Until, “Maybe we’re at war with Norway?” Nauls asks as things start to go horribly awry. And yet, the mood is still reasonably light as Dr. Copper and MacCready investigate the Norwegian base. “Hey, Sweden!” MacReady shouts as they burst into a burned-out station, where they encounter a dead man and a particularly revolting object outside on the ice.
“What is that, a man… or something?”
One look at the barbequed, but still glistening, tangle of body parts, and you and I wouldn’t touch it with a ten-foot pole, let alone take it back to the outpost. Alas, this being a horror film, back to the outpost it goes.
There’s an autopsy of the "tangle." It’s revolting but it’s inert, or so we’re led to believe. Wait a minute, though, because our attention is now on the rescued dog – a creepy looking husky that’s residing in the kennel, and after an awful rip-your-teddy-bear’s-head-off sound, the dog’s muzzle flies apart, Twizzlers explode from its torso, and we’re off to the races.
“I don’t know what’s in there, but it’s weird and pissed off!”
At this point, we need to talk about Rob Bottin’s team’s special effects which are both horrifying and spectacular. A quick look at the shopping list of ingredients used – creamed corn, jello, fiberglass, latex foam, gelatin, strawberry jam – and it might elicit a giggle, but they’re put to good use and the results are visceral and, more to the point, entirely believable. A head extending its eyes on stalks and sprouting legs, endless Twizzlers and tentacles, chests sporting giant teeth, distorted limbs and faces, occasionally human but with one hell of a twist.
“You’ve got to be fucking kidding,” Palmer announces as the aforementioned head makes a dash for freedom.
At this point, the men of Outpost 31 are now stuck firmly in a web of terror and mistrust, facing a flame-throwing, bullet-to-the-head fight for survival. We’ve already followed them to the spaceship crash site, and they’re now learning what they’re up against – a dead thing that isn’t dead yet, a creature that rips you apart, absorbs and imitates, and on discovering victims with opposable thumbs, it’s now gathering parts and building another ship.

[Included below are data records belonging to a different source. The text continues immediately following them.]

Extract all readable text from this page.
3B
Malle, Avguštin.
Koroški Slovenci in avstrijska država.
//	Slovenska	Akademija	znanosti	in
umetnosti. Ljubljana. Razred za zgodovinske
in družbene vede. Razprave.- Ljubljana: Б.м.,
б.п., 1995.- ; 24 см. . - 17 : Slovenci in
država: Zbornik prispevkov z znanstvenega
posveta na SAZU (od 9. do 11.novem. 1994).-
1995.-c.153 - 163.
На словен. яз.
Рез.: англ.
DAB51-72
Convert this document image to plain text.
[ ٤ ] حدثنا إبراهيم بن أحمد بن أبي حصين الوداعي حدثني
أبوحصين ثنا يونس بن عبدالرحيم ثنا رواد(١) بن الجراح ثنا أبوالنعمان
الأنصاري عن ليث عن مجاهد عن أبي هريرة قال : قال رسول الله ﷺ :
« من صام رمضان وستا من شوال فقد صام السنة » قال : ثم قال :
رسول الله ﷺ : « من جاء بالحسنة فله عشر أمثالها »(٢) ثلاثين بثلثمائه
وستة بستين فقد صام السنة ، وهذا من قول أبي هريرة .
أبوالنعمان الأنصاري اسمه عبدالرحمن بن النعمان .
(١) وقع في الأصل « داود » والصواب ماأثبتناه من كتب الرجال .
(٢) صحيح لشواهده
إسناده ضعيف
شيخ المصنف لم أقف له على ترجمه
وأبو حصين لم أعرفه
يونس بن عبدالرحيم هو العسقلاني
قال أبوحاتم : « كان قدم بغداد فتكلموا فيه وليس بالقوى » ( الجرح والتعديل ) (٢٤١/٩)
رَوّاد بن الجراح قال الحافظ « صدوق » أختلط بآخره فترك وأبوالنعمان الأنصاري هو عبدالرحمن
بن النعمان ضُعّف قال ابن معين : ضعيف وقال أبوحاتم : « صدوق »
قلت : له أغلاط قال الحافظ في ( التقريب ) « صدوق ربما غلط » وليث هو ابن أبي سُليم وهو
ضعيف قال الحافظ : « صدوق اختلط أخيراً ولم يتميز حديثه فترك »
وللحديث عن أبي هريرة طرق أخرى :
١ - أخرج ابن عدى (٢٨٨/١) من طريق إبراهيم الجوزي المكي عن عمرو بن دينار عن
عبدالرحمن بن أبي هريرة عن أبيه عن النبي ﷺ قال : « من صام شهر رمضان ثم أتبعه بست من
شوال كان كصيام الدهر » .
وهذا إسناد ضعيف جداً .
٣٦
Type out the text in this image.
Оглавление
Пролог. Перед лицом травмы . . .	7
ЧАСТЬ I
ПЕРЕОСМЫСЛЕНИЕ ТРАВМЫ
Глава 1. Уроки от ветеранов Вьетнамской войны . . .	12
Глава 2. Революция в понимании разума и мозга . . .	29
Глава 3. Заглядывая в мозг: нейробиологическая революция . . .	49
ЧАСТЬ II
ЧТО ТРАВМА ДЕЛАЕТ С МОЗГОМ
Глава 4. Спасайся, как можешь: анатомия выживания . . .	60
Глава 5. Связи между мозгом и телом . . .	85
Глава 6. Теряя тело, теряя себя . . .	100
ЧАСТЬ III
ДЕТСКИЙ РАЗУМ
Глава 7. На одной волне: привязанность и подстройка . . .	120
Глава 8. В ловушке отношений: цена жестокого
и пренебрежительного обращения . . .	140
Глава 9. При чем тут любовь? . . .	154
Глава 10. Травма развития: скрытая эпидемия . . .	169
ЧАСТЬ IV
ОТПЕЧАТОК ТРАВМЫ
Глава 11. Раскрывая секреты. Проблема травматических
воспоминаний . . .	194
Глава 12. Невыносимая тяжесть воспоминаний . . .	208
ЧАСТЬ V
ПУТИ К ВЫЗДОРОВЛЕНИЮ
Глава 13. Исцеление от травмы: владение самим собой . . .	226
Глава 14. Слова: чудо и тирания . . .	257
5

Dr. Blair’s solution is to take an axe to everything, having surmised that whatever this thing is, it mustn’t be allowed to escape and no one can go home. Meanwhile, the men are picked off in horribly inventive ways before morphing into identical copies of themselves. The repulsiveness of their transformation is hard to bear, and after a blood test to determine his humanity, Garry’s somewhat terse delivery is entirely understandable when he screams, “I know you gentlemen have been through a lot, but when you find the time, I’d rather not spend the winter TIED TO THIS FUCKING COUCH!”
Escape seems mandatory, but there’s nowhere to go. A stand-off arrives during the film’s final moments, between Childs and MacCready, and although we’ve been following MacCready and think he might be okay, we’re still not sure, and ultimately is it worth the risk? Maybe it’s better if everyone dies. It’s a desperate ending, and MacCready’s face says it all.